Segundo a HRW, os abusos do governo estão questionando sua elegibilidade para programas vinculados a normas de direitos humanos e laborais. O Parlamento Europeu e os líderes da União Europeia (UE) expressaram recentemente preocupações durante uma visita ao país.

Centenas de desaparecidos

Em agosto de 2021, um relatório da ONG Human Rights Watch (HRW) apontou que ao menos 86 pessoas estavam à época desaparecidas em Bangladesh, todas vítimas da ação violenta das forças de segurança nacionais. Diz o documento que Daca “ignora apelos de governos doadores, da ONU, de organizações de direitos humanos e da sociedade civil para lidar com a cultura de impunidade.”

O relatório destaca, ainda, que o problema é antigo e não começou no atual governo.

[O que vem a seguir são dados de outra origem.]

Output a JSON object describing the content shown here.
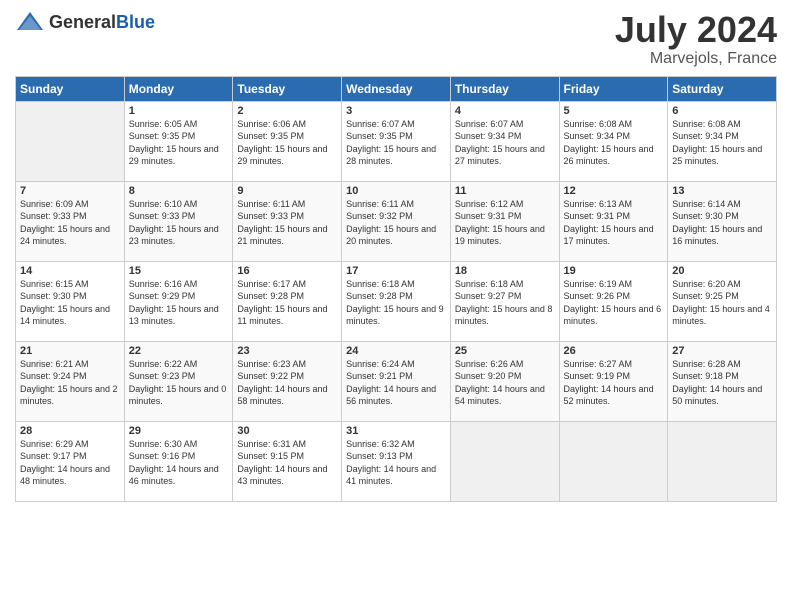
{
  "logo": {
    "text_general": "General",
    "text_blue": "Blue"
  },
  "title": {
    "month_year": "July 2024",
    "location": "Marvejols, France"
  },
  "calendar": {
    "headers": [
      "Sunday",
      "Monday",
      "Tuesday",
      "Wednesday",
      "Thursday",
      "Friday",
      "Saturday"
    ],
    "weeks": [
      [
        {
          "day": "",
          "sunrise": "",
          "sunset": "",
          "daylight": ""
        },
        {
          "day": "1",
          "sunrise": "Sunrise: 6:05 AM",
          "sunset": "Sunset: 9:35 PM",
          "daylight": "Daylight: 15 hours and 29 minutes."
        },
        {
          "day": "2",
          "sunrise": "Sunrise: 6:06 AM",
          "sunset": "Sunset: 9:35 PM",
          "daylight": "Daylight: 15 hours and 29 minutes."
        },
        {
          "day": "3",
          "sunrise": "Sunrise: 6:07 AM",
          "sunset": "Sunset: 9:35 PM",
          "daylight": "Daylight: 15 hours and 28 minutes."
        },
        {
          "day": "4",
          "sunrise": "Sunrise: 6:07 AM",
          "sunset": "Sunset: 9:34 PM",
          "daylight": "Daylight: 15 hours and 27 minutes."
        },
        {
          "day": "5",
          "sunrise": "Sunrise: 6:08 AM",
          "sunset": "Sunset: 9:34 PM",
          "daylight": "Daylight: 15 hours and 26 minutes."
        },
        {
          "day": "6",
          "sunrise": "Sunrise: 6:08 AM",
          "sunset": "Sunset: 9:34 PM",
          "daylight": "Daylight: 15 hours and 25 minutes."
        }
      ],
      [
        {
          "day": "7",
          "sunrise": "Sunrise: 6:09 AM",
          "sunset": "Sunset: 9:33 PM",
          "daylight": "Daylight: 15 hours and 24 minutes."
        },
        {
          "day": "8",
          "sunrise": "Sunrise: 6:10 AM",
          "sunset": "Sunset: 9:33 PM",
          "daylight": "Daylight: 15 hours and 23 minutes."
        },
        {
          "day": "9",
          "sunrise": "Sunrise: 6:11 AM",
          "sunset": "Sunset: 9:33 PM",
          "daylight": "Daylight: 15 hours and 21 minutes."
        },
        {
          "day": "10",
          "sunrise": "Sunrise: 6:11 AM",
          "sunset": "Sunset: 9:32 PM",
          "daylight": "Daylight: 15 hours and 20 minutes."
        },
        {
          "day": "11",
          "sunrise": "Sunrise: 6:12 AM",
          "sunset": "Sunset: 9:31 PM",
          "daylight": "Daylight: 15 hours and 19 minutes."
        },
        {
          "day": "12",
          "sunrise": "Sunrise: 6:13 AM",
          "sunset": "Sunset: 9:31 PM",
          "daylight": "Daylight: 15 hours and 17 minutes."
        },
        {
          "day": "13",
          "sunrise": "Sunrise: 6:14 AM",
          "sunset": "Sunset: 9:30 PM",
          "daylight": "Daylight: 15 hours and 16 minutes."
        }
      ],
      [
        {
          "day": "14",
          "sunrise": "Sunrise: 6:15 AM",
          "sunset": "Sunset: 9:30 PM",
          "daylight": "Daylight: 15 hours and 14 minutes."
        },
        {
          "day": "15",
          "sunrise": "Sunrise: 6:16 AM",
          "sunset": "Sunset: 9:29 PM",
          "daylight": "Daylight: 15 hours and 13 minutes."
        },
        {
          "day": "16",
          "sunrise": "Sunrise: 6:17 AM",
          "sunset": "Sunset: 9:28 PM",
          "daylight": "Daylight: 15 hours and 11 minutes."
        },
        {
          "day": "17",
          "sunrise": "Sunrise: 6:18 AM",
          "sunset": "Sunset: 9:28 PM",
          "daylight": "Daylight: 15 hours and 9 minutes."
        },
        {
          "day": "18",
          "sunrise": "Sunrise: 6:18 AM",
          "sunset": "Sunset: 9:27 PM",
          "daylight": "Daylight: 15 hours and 8 minutes."
        },
        {
          "day": "19",
          "sunrise": "Sunrise: 6:19 AM",
          "sunset": "Sunset: 9:26 PM",
          "daylight": "Daylight: 15 hours and 6 minutes."
        },
        {
          "day": "20",
          "sunrise": "Sunrise: 6:20 AM",
          "sunset": "Sunset: 9:25 PM",
          "daylight": "Daylight: 15 hours and 4 minutes."
        }
      ],
      [
        {
          "day": "21",
          "sunrise": "Sunrise: 6:21 AM",
          "sunset": "Sunset: 9:24 PM",
          "daylight": "Daylight: 15 hours and 2 minutes."
        },
        {
          "day": "22",
          "sunrise": "Sunrise: 6:22 AM",
          "sunset": "Sunset: 9:23 PM",
          "daylight": "Daylight: 15 hours and 0 minutes."
        },
        {
          "day": "23",
          "sunrise": "Sunrise: 6:23 AM",
          "sunset": "Sunset: 9:22 PM",
          "daylight": "Daylight: 14 hours and 58 minutes."
        },
        {
          "day": "24",
          "sunrise": "Sunrise: 6:24 AM",
          "sunset": "Sunset: 9:21 PM",
          "daylight": "Daylight: 14 hours and 56 minutes."
        },
        {
          "day": "25",
          "sunrise": "Sunrise: 6:26 AM",
          "sunset": "Sunset: 9:20 PM",
          "daylight": "Daylight: 14 hours and 54 minutes."
        },
        {
          "day": "26",
          "sunrise": "Sunrise: 6:27 AM",
          "sunset": "Sunset: 9:19 PM",
          "daylight": "Daylight: 14 hours and 52 minutes."
        },
        {
          "day": "27",
          "sunrise": "Sunrise: 6:28 AM",
          "sunset": "Sunset: 9:18 PM",
          "daylight": "Daylight: 14 hours and 50 minutes."
        }
      ],
      [
        {
          "day": "28",
          "sunrise": "Sunrise: 6:29 AM",
          "sunset": "Sunset: 9:17 PM",
          "daylight": "Daylight: 14 hours and 48 minutes."
        },
        {
          "day": "29",
          "sunrise": "Sunrise: 6:30 AM",
          "sunset": "Sunset: 9:16 PM",
          "daylight": "Daylight: 14 hours and 46 minutes."
        },
        {
          "day": "30",
          "sunrise": "Sunrise: 6:31 AM",
          "sunset": "Sunset: 9:15 PM",
          "daylight": "Daylight: 14 hours and 43 minutes."
        },
        {
          "day": "31",
          "sunrise": "Sunrise: 6:32 AM",
          "sunset": "Sunset: 9:13 PM",
          "daylight": "Daylight: 14 hours and 41 minutes."
        },
        {
          "day": "",
          "sunrise": "",
          "sunset": "",
          "daylight": ""
        },
        {
          "day": "",
          "sunrise": "",
          "sunset": "",
          "daylight": ""
        },
        {
          "day": "",
          "sunrise": "",
          "sunset": "",
          "daylight": ""
        }
      ]
    ]
  }
}
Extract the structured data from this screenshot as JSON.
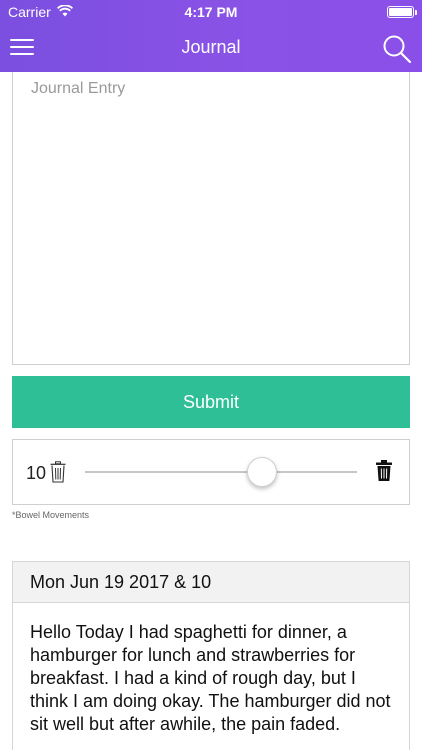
{
  "status_bar": {
    "carrier": "Carrier",
    "time": "4:17 PM"
  },
  "nav": {
    "title": "Journal",
    "menu_icon": "hamburger-menu-icon",
    "search_icon": "search-icon"
  },
  "journal_form": {
    "entry_placeholder": "Journal Entry",
    "entry_value": "",
    "submit_label": "Submit"
  },
  "bowel_slider": {
    "value_label": "10",
    "value_fraction": 0.65,
    "caption": "*Bowel Movements",
    "left_icon": "trash-outline-icon",
    "right_icon": "trash-filled-icon"
  },
  "entries": [
    {
      "header": "Mon Jun 19 2017 & 10",
      "body": "Hello Today I had spaghetti for dinner, a hamburger for lunch and strawberries for breakfast. I had a kind of rough day, but I think I am doing okay. The hamburger did not sit well but after awhile, the pain faded."
    }
  ],
  "colors": {
    "header_purple": "#8a52e6",
    "submit_green": "#2fbf97"
  }
}
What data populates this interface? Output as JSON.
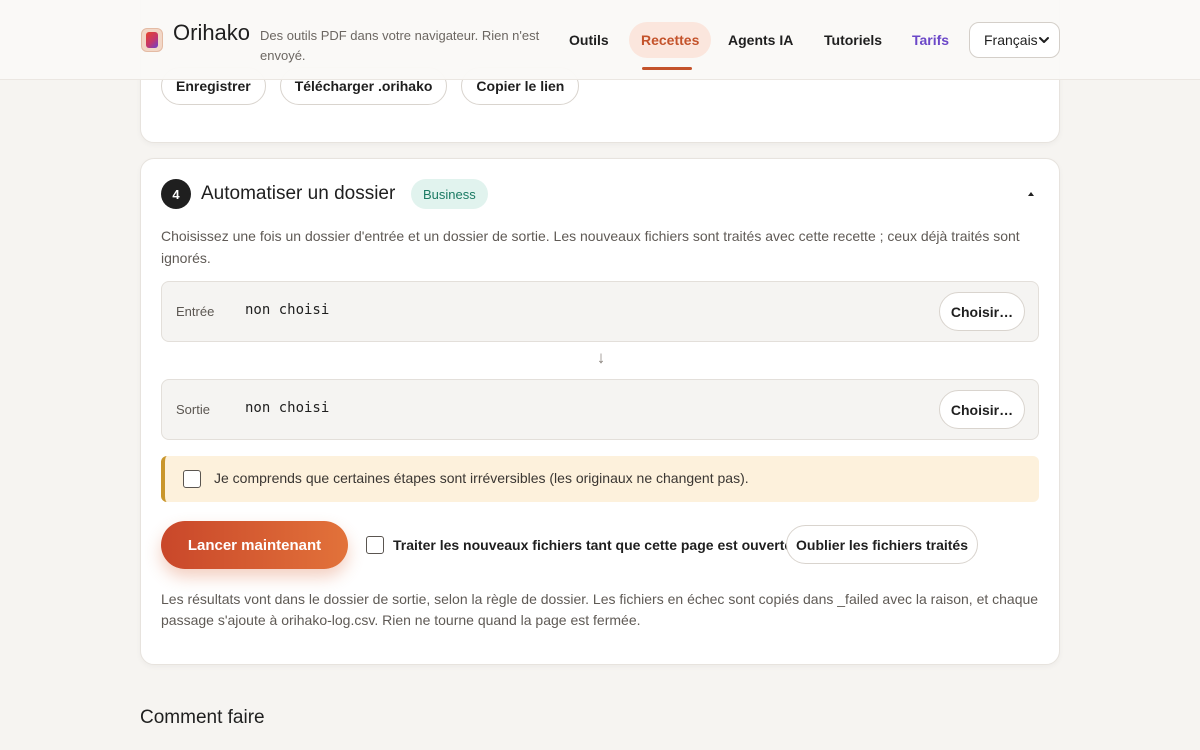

Porém, os desaparecimentos forçados, em particular, tornaram-se mais comuns no durante o governo da primeira-ministra Sheikh Hasina.

A HRW, porém, conseguiu apurar apenas uma pequena parcela dos casos, sendo a realidade bem mais terrível. Segundo o próprio relatório, grupos de direitos humanos calculavam quase 600 desaparecidos à força no governo de Hasina, que chegou ao poder em 2009.

Muitas das vítimas foram libertadas ou apresentadas para julgamento após semanas ou meses de detenção secreta. “Outras foram vítimas de execuções extrajudiciais que são falsamente alegados como mortes durante tiroteios”, diz o documento.

O governo insiste em negar qualquer participação nos desaparecimentos. Porém, segundo relatos das famílias de vítimas, as autoridades habitualmente se recusam sequer a abrir investigação a respeito dos desaparecimento, citando “ordens de cima” como justificativa para a impunidade.